The company needs customers to deposit at least $1.2 million in fiat currency to take out $1 million of crypto. Its annual rate charges range between 10% and 12% to borrow bitcoin. Companies and institutions that accept cryptos as collateral for fiat loans generally need much larger buffers to protect themselves against falling prices.
For example, BlockFi needs customers to deposit $10,000 of cryptos to take out $5,000 in fiat.
Whenever collateral plunges in value, customers receive margin calls warning them that their holdings may be sold off soon. At BlockFi, the margin calls are executed when the collateral falls by 35-60% from the time the loan was approved and granted. Around 20% of the start-ups’ loans faced margin calls in 2018 as the markets experienced cascading falls.

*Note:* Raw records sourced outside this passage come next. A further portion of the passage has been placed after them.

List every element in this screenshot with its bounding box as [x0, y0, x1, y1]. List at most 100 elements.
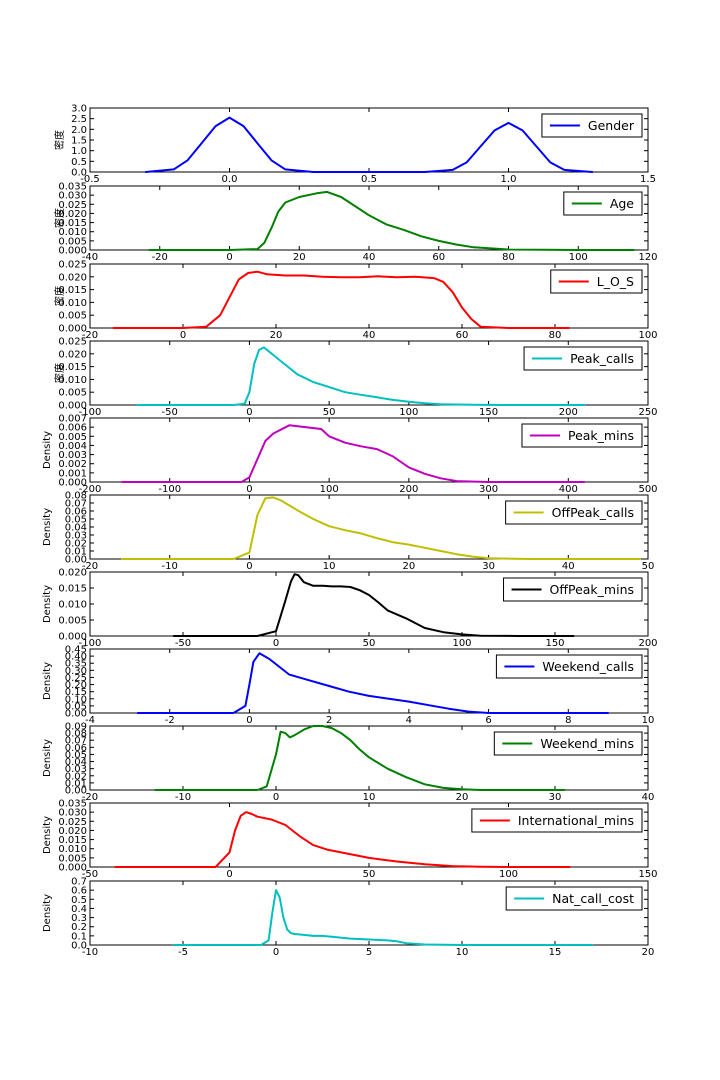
y-tick-label: 0.01 [65, 547, 87, 558]
y-tick-label: 3.0 [71, 104, 87, 115]
y-tick-label: 0.09 [65, 722, 87, 733]
x-tick-label: 15 [549, 947, 562, 958]
legend: OffPeak_calls [505, 500, 643, 525]
density-line-offpeak-calls [120, 496, 641, 560]
density-line-age [148, 190, 635, 251]
legend-label: Weekend_calls [542, 659, 634, 674]
x-tick-label: 250 [638, 407, 657, 418]
x-tick-label: 50 [363, 869, 376, 880]
legend: OffPeak_mins [503, 577, 643, 602]
panel-weekend-calls: -4 -2 0 2 4 6 8 100.000.050.100.150.200.250.300… [42, 645, 654, 727]
y-tick-label: 0.10 [65, 694, 87, 705]
y-tick-label: 0.020 [58, 272, 87, 283]
x-tick-label: 100 [399, 407, 418, 418]
density-line-weekend-mins [154, 725, 566, 791]
y-tick-label: 0.03 [65, 764, 87, 775]
legend-label: Nat_call_cost [552, 891, 634, 906]
legend-box [471, 808, 643, 833]
x-tick-label: -200 [79, 484, 102, 495]
legend-label: Peak_calls [570, 351, 634, 366]
y-tick-label: 0.025 [58, 260, 87, 271]
y-tick-label: 0.35 [65, 659, 87, 670]
x-tick-label: -100 [158, 484, 181, 495]
x-tick-label: 20 [293, 252, 306, 263]
legend: Peak_calls [523, 346, 643, 371]
y-tick-label: 0.030 [58, 191, 87, 202]
legend-label: L_O_S [597, 274, 634, 289]
legend: Weekend_mins [493, 731, 643, 756]
density-line-offpeak-mins [172, 573, 575, 637]
y-tick-label: 0.015 [58, 218, 87, 229]
x-tick-label: 200 [559, 407, 578, 418]
y-axis-label: 密度 [53, 208, 66, 228]
y-tick-label: 0.00 [65, 786, 87, 797]
y-tick-label: 0.020 [58, 826, 87, 837]
panel-l-o-s: -20 0 20 40 60 80 100 0.000 0.005 0.010 0.015 0.020… [53, 260, 658, 342]
x-tick-label: -100 [79, 407, 102, 418]
y-tick-label: 0.002 [58, 459, 87, 470]
x-tick-label: 40 [363, 330, 376, 341]
x-tick-label: 150 [638, 869, 657, 880]
panel-offpeak-mins: -100 -50 0 50 100 150 200 0.000 0.005 0.010 0.015 0… [42, 568, 658, 650]
legend-box [563, 191, 643, 216]
y-tick-label: 0.025 [58, 200, 87, 211]
x-tick-label: 0 [246, 561, 252, 572]
panel-age: -40 -20 0 20 40 60 80 100 120 0.0000.0050.0100.01… [53, 182, 658, 264]
panel-nat-call-cost: -10 -5 0 5 10 15 20 0.00.10.20.30.40.50.60.7 Den… [42, 877, 654, 959]
y-tick-label: 2.0 [71, 125, 87, 136]
y-tick-label: 0.005 [58, 853, 87, 864]
legend: Peak_mins [521, 423, 643, 448]
x-tick-label: 50 [323, 407, 336, 418]
y-tick-label: 0.40 [65, 652, 87, 663]
y-tick-label: 0.3 [71, 913, 87, 924]
x-tick-label: 10 [642, 715, 655, 726]
y-tick-label: 0.1 [71, 931, 87, 942]
y-axis-label: Density [42, 508, 53, 546]
x-tick-label: -20 [152, 252, 168, 263]
y-tick-label: 0.030 [58, 808, 87, 819]
x-tick-label: 50 [642, 561, 655, 572]
legend-box [523, 346, 643, 371]
y-tick-label: 0.02 [65, 771, 87, 782]
y-axis-label: 密度 [53, 286, 66, 306]
y-tick-label: 0.05 [65, 515, 87, 526]
x-tick-label: 200 [638, 638, 657, 649]
x-tick-label: 20 [270, 330, 283, 341]
legend-label: International_mins [518, 813, 634, 828]
y-tick-label: 0.003 [58, 450, 87, 461]
y-tick-label: 0.0 [71, 168, 87, 179]
x-tick-label: 40 [562, 561, 575, 572]
legend: International_mins [471, 808, 643, 833]
x-tick-label: -50 [82, 869, 98, 880]
y-tick-label: 0.20 [65, 680, 87, 691]
y-tick-label: 0.005 [58, 616, 87, 627]
x-tick-label: 30 [482, 561, 495, 572]
y-axis-label: 密度 [53, 130, 66, 150]
legend-label: Weekend_mins [540, 736, 634, 751]
legend-label: OffPeak_calls [552, 505, 634, 520]
x-tick-label: 200 [399, 484, 418, 495]
x-tick-label: -50 [162, 407, 178, 418]
y-tick-label: 0.020 [58, 568, 87, 579]
x-tick-label: 4 [406, 715, 412, 726]
x-tick-label: -40 [82, 252, 98, 263]
y-tick-label: 0.05 [65, 750, 87, 761]
y-tick-label: 0.025 [58, 337, 87, 348]
x-tick-label: 20 [402, 561, 415, 572]
x-tick-label: 10 [323, 561, 336, 572]
x-tick-label: 100 [320, 484, 339, 495]
y-tick-label: 0.08 [65, 491, 87, 502]
x-tick-label: 10 [363, 792, 376, 803]
y-tick-label: 0.010 [58, 844, 87, 855]
x-tick-label: -10 [175, 792, 191, 803]
y-tick-label: 0.06 [65, 743, 87, 754]
x-tick-label: 0 [246, 715, 252, 726]
legend-label: OffPeak_mins [550, 582, 634, 597]
y-tick-label: 0.7 [71, 877, 87, 888]
x-tick-label: -20 [82, 330, 98, 341]
x-tick-label: 0 [246, 484, 252, 495]
x-tick-label: -0.5 [80, 174, 100, 185]
y-tick-label: 0.025 [58, 817, 87, 828]
x-tick-label: 50 [363, 638, 376, 649]
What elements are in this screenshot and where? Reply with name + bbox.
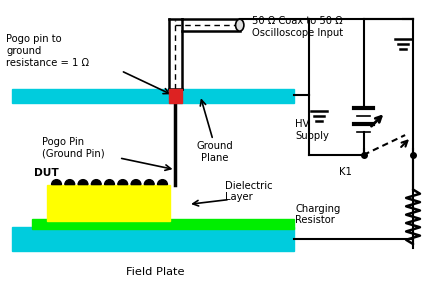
- Wedge shape: [131, 180, 141, 185]
- Text: Dielectric
Layer: Dielectric Layer: [225, 181, 272, 202]
- Text: Pogo pin to
ground
resistance = 1 Ω: Pogo pin to ground resistance = 1 Ω: [6, 34, 89, 67]
- Text: Ground
Plane: Ground Plane: [197, 141, 233, 163]
- Wedge shape: [65, 180, 75, 185]
- Wedge shape: [105, 180, 114, 185]
- Wedge shape: [91, 180, 101, 185]
- Bar: [12, 88, 294, 103]
- Text: 50 Ω Coax to 50 Ω
Oscilloscope Input: 50 Ω Coax to 50 Ω Oscilloscope Input: [252, 16, 343, 38]
- Text: DUT: DUT: [34, 168, 59, 178]
- Wedge shape: [144, 180, 154, 185]
- Text: HV
Supply: HV Supply: [295, 119, 329, 141]
- Text: Pogo Pin
(Ground Pin): Pogo Pin (Ground Pin): [42, 137, 104, 159]
- Bar: [170, 88, 182, 103]
- Text: K1: K1: [339, 167, 351, 177]
- Bar: [47, 185, 170, 221]
- Text: Field Plate: Field Plate: [126, 267, 185, 277]
- Text: Charging
Resistor: Charging Resistor: [295, 203, 340, 225]
- Wedge shape: [51, 180, 62, 185]
- Bar: [12, 227, 294, 251]
- Wedge shape: [118, 180, 128, 185]
- Bar: [32, 219, 294, 229]
- Wedge shape: [78, 180, 88, 185]
- Ellipse shape: [235, 19, 244, 31]
- Wedge shape: [158, 180, 167, 185]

But, most borrowers added collateral when they received these warning calls. Lenders are not fully safe from the crypto world turmoil. The SEC has been reviewing Salt’s initial coin offering to determine whether the sale amounted to an unregistered, hence illegal, securities offering.
Most lending companies are currently prospering and planning to expand their product offerings. Although everything thrives in the bull market, the actual magic happens when a product thrives in a bear market which makes the crypto lending model one of the rarest businesses worldwide.